The Eurozone economy’s growth almost ground to a halt in the third quarter of 2011 with just a 0.2% rise, reinforcing expectations that the region could slip into a ‘deep and prolonged recession’ next year. There is much debate in global financial and investment markets as to whether a European economic recession will pull US and Asian economies down in its wake. The European Union said last week that the Eurozone is expected to grow just 0.5 per cent in 2012, far below the 1.8 per cent growth predicted in the spring. Economic and financial turmoil has spread rapidly from Greece into other Eurozone countries. Third quarter results showed the Portuguese economy remaining in recession with a 0.4% fall in GDP, the Dutch economy contracting by 0.3%, and the Spanish economy stalling with zero growth between July and September. The Greek, Italian and Spanish governments have all fallen in recent weeks in the wake of economic concerns and the spiralling debt crisis. The BBC has produced an excellent interactive graphic showing how much money is owed by developed economies to banks in other nations providing a rough guide to the extent of the problems of each of the featured economies. In an increasingly interdependent world where businesses operate across national frontiers, economic anxiety in one country is contagious, quickly spreading to markets across the globe negatively affecting consumer confidence and demand.
The European Union is the United States’ most important trading partner with almost $475 billion in goods exchanged between the regions in the first nine months of 2011. Approximately 14% of revenues for the 500 biggest U.S. companies (roughly $1.3 trillion) comes from Europe and the weak U.S. economy makes it especially vulnerable to the European crisis. However, recent economic data in the US is inconclusive. Retail, housing and employment figures have all improved over the last two months, underpinning the rising trend in the US currency. Indeed, 70% of the revenues and profits of recently listed-company profit and revenues have been above analyst forecasts following deep cost-savings and improved domestic consumer demand.
However, the United States and Europe are so closely linked that any economic slowdown in Europe affects business confidence and demand in the U.S. Europe’s sputtering growth is already dragging on some U.S. companies’ profits and could further slow the U.S. economy. Manufacturers of cars, solar panels, drugs, clothes and computer equipment have all reported effects from Europe’s turmoil. Wells Fargo estimates that the U.S. economy will grow 2.1% next year, 0.4 percentage point lower because of Europe’s slowdown and Goldman Sachs thinks the region’s slowdown could shave a full percentage point off U.S. growth.

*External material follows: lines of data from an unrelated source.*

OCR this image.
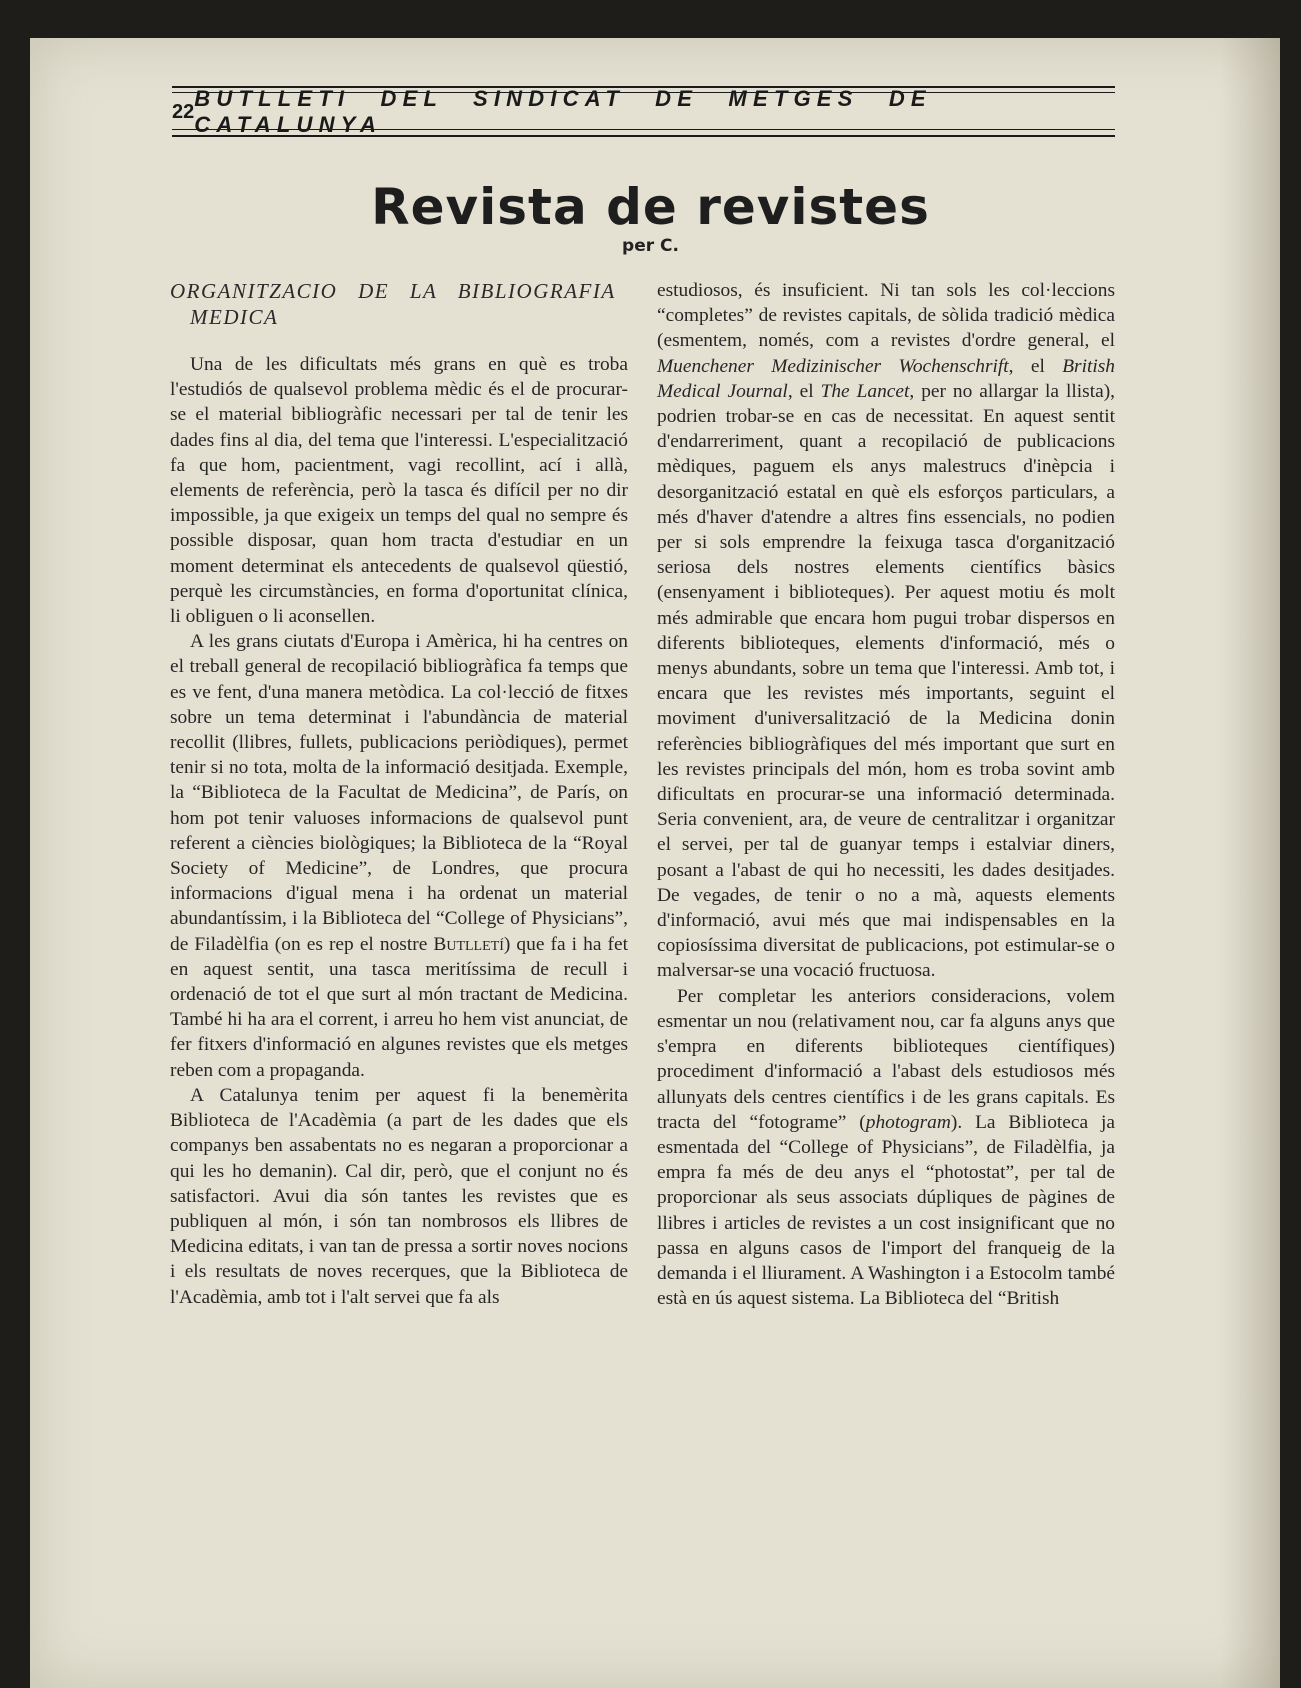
22
BUTLLETI DEL SINDICAT DE METGES DE CATALUNYA
Revista de revistes
per C.
ORGANITZACIO DE LA BIBLIOGRAFIA MEDICA

Una de les dificultats més grans en què es troba l'estudiós de qualsevol problema mèdic és el de procurar-se el material bibliogràfic necessari per tal de tenir les dades fins al dia, del tema que l'interessi. L'especialització fa que hom, pacientment, vagi recollint, ací i allà, elements de referència, però la tasca és difícil per no dir impossible, ja que exigeix un temps del qual no sempre és possible disposar, quan hom tracta d'estudiar en un moment determinat els antecedents de qualsevol qüestió, perquè les circumstàncies, en forma d'oportunitat clínica, li obliguen o li aconsellen.

A les grans ciutats d'Europa i Amèrica, hi ha centres on el treball general de recopilació bibliogràfica fa temps que es ve fent, d'una manera metòdica. La col·lecció de fitxes sobre un tema determinat i l'abundància de material recollit (llibres, fullets, publicacions periòdiques), permet tenir si no tota, molta de la informació desitjada. Exemple, la “Biblioteca de la Facultat de Medicina”, de París, on hom pot tenir valuoses informacions de qualsevol punt referent a ciències biològiques; la Biblioteca de la “Royal Society of Medicine”, de Londres, que procura informacions d'igual mena i ha ordenat un material abundantíssim, i la Biblioteca del “College of Physicians”, de Filadèlfia (on es rep el nostre Butlletí) que fa i ha fet en aquest sentit, una tasca meritíssima de recull i ordenació de tot el que surt al món tractant de Medicina. També hi ha ara el corrent, i arreu ho hem vist anunciat, de fer fitxers d'informació en algunes revistes que els metges reben com a propaganda.

A Catalunya tenim per aquest fi la benemèrita Biblioteca de l'Acadèmia (a part de les dades que els companys ben assabentats no es negaran a proporcionar a qui les ho demanin). Cal dir, però, que el conjunt no és satisfactori. Avui dia són tantes les revistes que es publiquen al món, i són tan nombrosos els llibres de Medicina editats, i van tan de pressa a sortir noves nocions i els resultats de noves recerques, que la Biblioteca de l'Acadèmia, amb tot i l'alt servei que fa als

estudiosos, és insuficient. Ni tan sols les col·leccions “completes” de revistes capitals, de sòlida tradició mèdica (esmentem, només, com a revistes d'ordre general, el Muenchener Medizinischer Wochenschrift, el British Medical Journal, el The Lancet, per no allargar la llista), podrien trobar-se en cas de necessitat. En aquest sentit d'endarreriment, quant a recopilació de publicacions mèdiques, paguem els anys malestrucs d'inèpcia i desorganització estatal en què els esforços particulars, a més d'haver d'atendre a altres fins essencials, no podien per si sols emprendre la feixuga tasca d'organització seriosa dels nostres elements científics bàsics (ensenyament i biblioteques). Per aquest motiu és molt més admirable que encara hom pugui trobar dispersos en diferents biblioteques, elements d'informació, més o menys abundants, sobre un tema que l'interessi. Amb tot, i encara que les revistes més importants, seguint el moviment d'universalització de la Medicina donin referències bibliogràfiques del més important que surt en les revistes principals del món, hom es troba sovint amb dificultats en procurar-se una informació determinada. Seria convenient, ara, de veure de centralitzar i organitzar el servei, per tal de guanyar temps i estalviar diners, posant a l'abast de qui ho necessiti, les dades desitjades. De vegades, de tenir o no a mà, aquests elements d'informació, avui més que mai indispensables en la copiosíssima diversitat de publicacions, pot estimular-se o malversar-se una vocació fructuosa.

Per completar les anteriors consideracions, volem esmentar un nou (relativament nou, car fa alguns anys que s'empra en diferents biblioteques científiques) procediment d'informació a l'abast dels estudiosos més allunyats dels centres científics i de les grans capitals. Es tracta del “fotograme” (photogram). La Biblioteca ja esmentada del “College of Physicians”, de Filadèlfia, ja empra fa més de deu anys el “photostat”, per tal de proporcionar als seus associats dúpliques de pàgines de llibres i articles de revistes a un cost insignificant que no passa en alguns casos de l'import del franqueig de la demanda i el lliurament. A Washington i a Estocolm també està en ús aquest sistema. La Biblioteca del “British
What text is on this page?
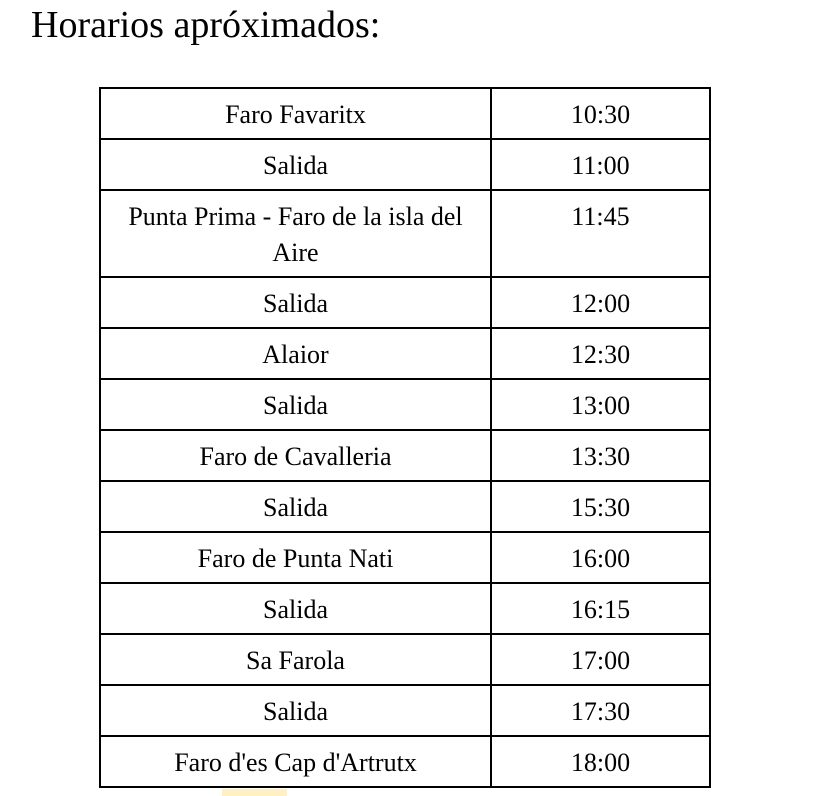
Horarios apróximados:
Faro Favaritx	10:30
Salida	11:00
Punta Prima - Faro de la isla del Aire	11:45
Salida	12:00
Alaior	12:30
Salida	13:00
Faro de Cavalleria	13:30
Salida	15:30
Faro de Punta Nati	16:00
Salida	16:15
Sa Farola	17:00
Salida	17:30
Faro d'es Cap d'Artrutx	18:00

Not every U.S. company operating in Europe is struggling with McDonald’s, Kraft, Sara Lee Corp. and Oracle recently reporting strong results from their European operations, but General Motors’ third-quarter profit fell 15%, due mainly to slower sales and higher costs in Europe and Jeff Fettig, CEO of Whirlpool, said late last month that with demand tumbling in parts of Europe, the company plans to lay off 5,000 workers in North America and Europe.
Business Week suggests that U.S. exports to Europe are such a small share of its GDP that any drop in orders will have a minimal economic effect, but believes that financial contagion is another matter, with the U.S. and European banks intertwined. It examines the potential impact of a European recession in a recent graphic. You might like to use Newsmap to provide another visualisation of the crisis as it unfolds.
1. Define the following terms:
2. Explain the impact of trade patterns on the value of a national currency.
3. Analyse how government policies to manage national debt can affect business revenues and profits.
4. Select a firm operating in your country and evaluate the likely impact of the recent changes in the international economic environment on its objectives and strategy.
An excellent exercise for your students is to select a multinational corporation based in your country and construct a PEST analysis incorporating the present financial and economic crises with an analysis of the potential impact of changes in the economic environment on its business performance. This could form the basis of an internal assignment or extended essay.